# Need help replacing oil pan gasket on an 81 MK1



## cgautier (Mar 1, 2010)

I'm replacing a leaking oil pan gasket on my car. I'm done, but for two bolts that I simply can't get back on. They are crammed in next to the bell housing on the tranny, which offsets my socket wrench by about five or ten degrees. This is a real drag. Anybody have a recommendation? Different tool? I've tried the socket adapter that looks like a U joint, but that hasn't helped. I cut a length of plastic hose, jammed the bolt into it to drive it in, and still no luck. There is an offset adapter that looks like some sort of a spring, which allows it to flex.

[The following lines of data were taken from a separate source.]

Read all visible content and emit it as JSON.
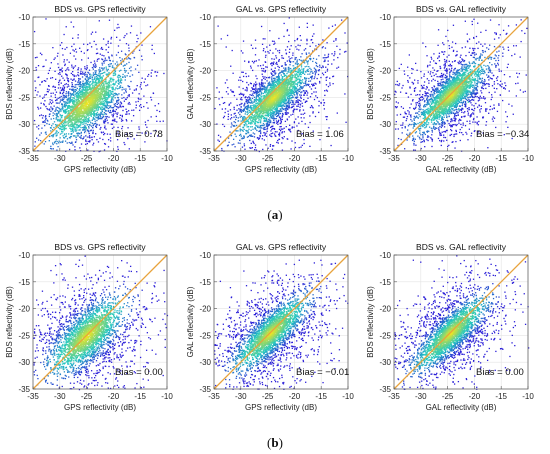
{
  "figure": {
    "panel_labels": [
      {
        "open": "(",
        "letter": "a",
        "close": ")"
      },
      {
        "open": "(",
        "letter": "b",
        "close": ")"
      }
    ]
  },
  "colors": {
    "identity_line": "#e8a33c",
    "grid": "#e3e3e3",
    "axis": "#555555",
    "density_low": "#2b1fd8",
    "density_mid": "#22c9c2",
    "density_high": "#f5e51e"
  },
  "chart_data": [
    {
      "type": "scatter",
      "row": "a",
      "title": "BDS vs. GPS reflectivity",
      "xlabel": "GPS reflectivity (dB)",
      "ylabel": "BDS reflectivity (dB)",
      "xlim": [
        -35,
        -10
      ],
      "ylim": [
        -35,
        -10
      ],
      "xticks": [
        -35,
        -30,
        -25,
        -20,
        -15,
        -10
      ],
      "yticks": [
        -35,
        -30,
        -25,
        -20,
        -15,
        -10
      ],
      "grid": true,
      "identity_line": true,
      "annotation": "Bias = 0.78",
      "density_center": [
        -25,
        -26
      ],
      "density_core_spread": 2.4
    },
    {
      "type": "scatter",
      "row": "a",
      "title": "GAL vs. GPS reflectivity",
      "xlabel": "GPS reflectivity (dB)",
      "ylabel": "GAL reflectivity (dB)",
      "xlim": [
        -35,
        -10
      ],
      "ylim": [
        -35,
        -10
      ],
      "xticks": [
        -35,
        -30,
        -25,
        -20,
        -15,
        -10
      ],
      "yticks": [
        -35,
        -30,
        -25,
        -20,
        -15,
        -10
      ],
      "grid": true,
      "identity_line": true,
      "annotation": "Bias = 1.06",
      "density_center": [
        -24,
        -25
      ],
      "density_core_spread": 1.8
    },
    {
      "type": "scatter",
      "row": "a",
      "title": "BDS vs. GAL reflectivity",
      "xlabel": "GAL reflectivity (dB)",
      "ylabel": "BDS reflectivity (dB)",
      "xlim": [
        -35,
        -10
      ],
      "ylim": [
        -35,
        -10
      ],
      "xticks": [
        -35,
        -30,
        -25,
        -20,
        -15,
        -10
      ],
      "yticks": [
        -35,
        -30,
        -25,
        -20,
        -15,
        -10
      ],
      "grid": true,
      "identity_line": true,
      "annotation": "Bias = −0.34",
      "density_center": [
        -24.5,
        -24.5
      ],
      "density_core_spread": 1.7
    },
    {
      "type": "scatter",
      "row": "b",
      "title": "BDS vs. GPS reflectivity",
      "xlabel": "GPS reflectivity (dB)",
      "ylabel": "BDS reflectivity (dB)",
      "xlim": [
        -35,
        -10
      ],
      "ylim": [
        -35,
        -10
      ],
      "xticks": [
        -35,
        -30,
        -25,
        -20,
        -15,
        -10
      ],
      "yticks": [
        -35,
        -30,
        -25,
        -20,
        -15,
        -10
      ],
      "grid": true,
      "identity_line": true,
      "annotation": "Bias = 0.00",
      "density_center": [
        -25,
        -25
      ],
      "density_core_spread": 2.4
    },
    {
      "type": "scatter",
      "row": "b",
      "title": "GAL vs. GPS reflectivity",
      "xlabel": "GPS reflectivity (dB)",
      "ylabel": "GAL reflectivity (dB)",
      "xlim": [
        -35,
        -10
      ],
      "ylim": [
        -35,
        -10
      ],
      "xticks": [
        -35,
        -30,
        -25,
        -20,
        -15,
        -10
      ],
      "yticks": [
        -35,
        -30,
        -25,
        -20,
        -15,
        -10
      ],
      "grid": true,
      "identity_line": true,
      "annotation": "Bias = −0.01",
      "density_center": [
        -24.5,
        -24.5
      ],
      "density_core_spread": 1.8
    },
    {
      "type": "scatter",
      "row": "b",
      "title": "BDS vs. GAL reflectivity",
      "xlabel": "GAL reflectivity (dB)",
      "ylabel": "BDS reflectivity (dB)",
      "xlim": [
        -35,
        -10
      ],
      "ylim": [
        -35,
        -10
      ],
      "xticks": [
        -35,
        -30,
        -25,
        -20,
        -15,
        -10
      ],
      "yticks": [
        -35,
        -30,
        -25,
        -20,
        -15,
        -10
      ],
      "grid": true,
      "identity_line": true,
      "annotation": "Bias = 0.00",
      "density_center": [
        -24.5,
        -24.5
      ],
      "density_core_spread": 1.7
    }
  ]
}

I'll try that next. I may have to resort to a mechanic, if I can't do this myself. I like to fix things myself. See below. 

Have any of you read a book titled: "Shop Class as Soul Craft"? It basically discusses how we just throw stuff away instead of trying to fix it; how we've looked down upon blue collar work, and have gotten rid of most shop classes in US high schools. Some of us need to work with our hands. The author, whose name escapes me, is a vintage motorbike mechanic out of Virginia.


----------



## yowzaa (Jul 31, 2007)

if the bolt is an allen bolt, like I've seen on my mkv, you should be able to use a ball-tipped allen wrench. They give you about 5deg of tilt.


----------



## cgautier (Mar 1, 2010)

Thanks - unfortunately, they are hex head bolts. The trans. is leaking pretty badly, so I'm just going to take it out. While out I'll have complete access to the two final bolts, but there has to be an easier way than this...


----------



## cuppie (May 4, 2005)

There is:
1/4" drive 10mm 'short' universal-joint socket. Like this guy.  
It is, quite literally, the _only_ thing that will fit in there.


----------



## ps2375 (Aug 13, 2003)

A "wobble" extension will work. It will def have to be of the 1/4" diameter size.


----------



## cgautier (Mar 1, 2010)

thanks for replies. since the trans. was leaking, I removed it, had it resealed, and had access to the two bolts in question. The seals has failed and the clutch disc was black with oil. solved multiple issues.


----------